Keeping track of your analyses
When you are working with data in spreadsheets, the spreadsheet you end up with will often look very different to the one you started with. With each change, you are losing information about the history of the data. How many times have you needed to roll back an analysis, only to become completely lost when retracing your steps? There are ways of mitigating this problem:
- Before starting your analysis, create a new copy of the original data file to keep alongside your analysed data. This way, you will always be able to check changes against your original dataset and, if the worst comes to the worst, it will be easy to start the analysis again!
- Record the steps you take as you conduct your analysis. You should record these steps as you would any step in an experiment. We recommend that you do this in a plain text file stored in the same folder as the data file.
The the following example, the spreadsheet has ‘raw’ tabs in which to store the original, untouched data and ‘clean’ tabs in which the processed data is stored. It is accompanied with a text file that describes the steps that have been taken.
Version controlling your data
Although out of scope for this lesson, you can learn about version control in a separate course, which can be used to record the transformation of your data over time, and provides tools to roll back to any previous version of the data.
Fixing mistakes in data organisation
Let’s put this theory into practice! If you have not already done so, download the messy survey data (as outlined in Setup section). We will now clean this data and learn some best practices in the process.
Take the messy version of the survey data and open it in a spreadsheet program. There are four tabs:
- Two field assistants conducted the surveys, one in 2013 and one in 2014, and they both kept track of the data in their own way in the tabs ‘2013’ and ‘2014’, respectively.
- Ignore the ‘dates’ tab for now, we will come back to it later in the lesson.
- The ‘semi-cleaned-combined’ tab contains combined data from tabs ‘2013’ and ‘2014’. Reproducing this tab is what the exercise is all about. However, we will revisit this tab in episode on quality assurance and control and you will see why it is ‘semi-clean’.
Exercise
The goal of this exercise is to create a cleaned data set in a new tab by combining the data from tabs ‘2013’ and ‘2014’. You will need to identify what is wrong with the way the data is arranged in these two tabs, and then make steps to clean the data before combining it.

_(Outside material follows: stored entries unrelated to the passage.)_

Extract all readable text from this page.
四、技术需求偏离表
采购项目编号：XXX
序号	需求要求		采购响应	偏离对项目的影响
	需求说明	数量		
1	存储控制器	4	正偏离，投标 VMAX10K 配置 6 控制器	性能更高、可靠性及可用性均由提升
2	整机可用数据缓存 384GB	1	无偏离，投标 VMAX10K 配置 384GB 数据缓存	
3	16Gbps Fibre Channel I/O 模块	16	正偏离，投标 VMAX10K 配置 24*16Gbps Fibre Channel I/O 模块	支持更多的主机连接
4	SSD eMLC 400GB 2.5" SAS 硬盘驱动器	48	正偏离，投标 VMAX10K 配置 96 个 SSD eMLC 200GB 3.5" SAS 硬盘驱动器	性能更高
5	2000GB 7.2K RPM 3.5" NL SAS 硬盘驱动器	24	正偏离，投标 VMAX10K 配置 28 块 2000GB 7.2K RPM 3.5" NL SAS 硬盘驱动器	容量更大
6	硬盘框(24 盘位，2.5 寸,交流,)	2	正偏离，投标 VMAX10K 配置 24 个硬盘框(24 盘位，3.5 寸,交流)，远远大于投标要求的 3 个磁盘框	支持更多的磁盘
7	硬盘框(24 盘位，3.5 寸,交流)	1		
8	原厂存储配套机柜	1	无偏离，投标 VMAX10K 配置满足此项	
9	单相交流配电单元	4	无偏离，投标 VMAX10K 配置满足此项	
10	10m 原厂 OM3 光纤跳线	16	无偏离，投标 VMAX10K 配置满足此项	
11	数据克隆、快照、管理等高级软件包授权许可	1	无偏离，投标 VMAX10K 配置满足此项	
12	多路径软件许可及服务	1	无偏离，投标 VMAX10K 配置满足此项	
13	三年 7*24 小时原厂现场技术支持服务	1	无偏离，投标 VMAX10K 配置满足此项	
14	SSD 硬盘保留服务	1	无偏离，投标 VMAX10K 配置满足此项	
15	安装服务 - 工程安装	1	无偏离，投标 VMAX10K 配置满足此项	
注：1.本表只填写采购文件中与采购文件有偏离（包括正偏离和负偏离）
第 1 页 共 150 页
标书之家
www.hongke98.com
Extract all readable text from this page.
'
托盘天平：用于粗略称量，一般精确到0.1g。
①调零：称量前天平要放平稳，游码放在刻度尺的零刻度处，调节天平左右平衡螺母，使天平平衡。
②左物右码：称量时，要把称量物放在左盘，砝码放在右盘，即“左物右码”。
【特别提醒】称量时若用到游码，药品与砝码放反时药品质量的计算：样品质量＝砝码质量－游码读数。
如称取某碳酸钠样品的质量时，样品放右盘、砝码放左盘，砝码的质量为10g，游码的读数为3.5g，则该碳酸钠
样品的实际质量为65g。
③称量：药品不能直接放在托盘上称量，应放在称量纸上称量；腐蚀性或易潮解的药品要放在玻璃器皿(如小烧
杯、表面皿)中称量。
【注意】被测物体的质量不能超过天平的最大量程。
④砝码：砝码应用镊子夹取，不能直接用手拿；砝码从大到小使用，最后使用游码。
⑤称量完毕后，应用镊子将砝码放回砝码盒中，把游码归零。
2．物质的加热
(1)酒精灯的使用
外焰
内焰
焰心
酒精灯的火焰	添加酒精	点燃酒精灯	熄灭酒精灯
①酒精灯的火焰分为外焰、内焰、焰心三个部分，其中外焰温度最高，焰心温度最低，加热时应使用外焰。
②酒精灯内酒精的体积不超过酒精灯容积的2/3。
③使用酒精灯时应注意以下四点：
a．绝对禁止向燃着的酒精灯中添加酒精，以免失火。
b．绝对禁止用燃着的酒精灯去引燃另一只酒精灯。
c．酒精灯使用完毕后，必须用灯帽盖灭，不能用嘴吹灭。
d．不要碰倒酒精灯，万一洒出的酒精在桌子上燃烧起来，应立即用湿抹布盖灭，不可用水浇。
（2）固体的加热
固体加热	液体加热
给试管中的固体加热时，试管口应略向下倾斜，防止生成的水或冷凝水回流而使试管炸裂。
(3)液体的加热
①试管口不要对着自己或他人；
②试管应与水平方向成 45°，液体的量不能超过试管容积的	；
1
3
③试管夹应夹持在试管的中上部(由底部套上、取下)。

Whilst completing this exercise, you might like to contemplate how much time could be have been saved if the researchers had agreed on a data format before the collection took place, and how long it would take to clean real-world research data that could contain many millions of records.
Keep your raw data - raw
Do not forget to create a new file or a new tab for the cleaned data; never modify your original (raw) data.
Solution
All the mistakes in this messy dataset are addressed in the next episode. You can refer to it to check if you spotted them all and go back and fix your spreadsheet.
Full & clean dataset
If you want to have a look at the full, clean dataset - have a look atsome of the other files you downloaded. surveys.csv combines data from all the surveys and combined.csv includes the cleaned data from surveys.csv, plots.csv and species.csv combined into one clean file.
Key Points
Never modify your raw data. Always make a copy before making any changes.
Keep track of all of the steps you take to clean your data in a plain text file.
Organise your data according to tidy data principles.
Record metadata in a separate plain text file (such as README.txt) in your project root folder or folder with data.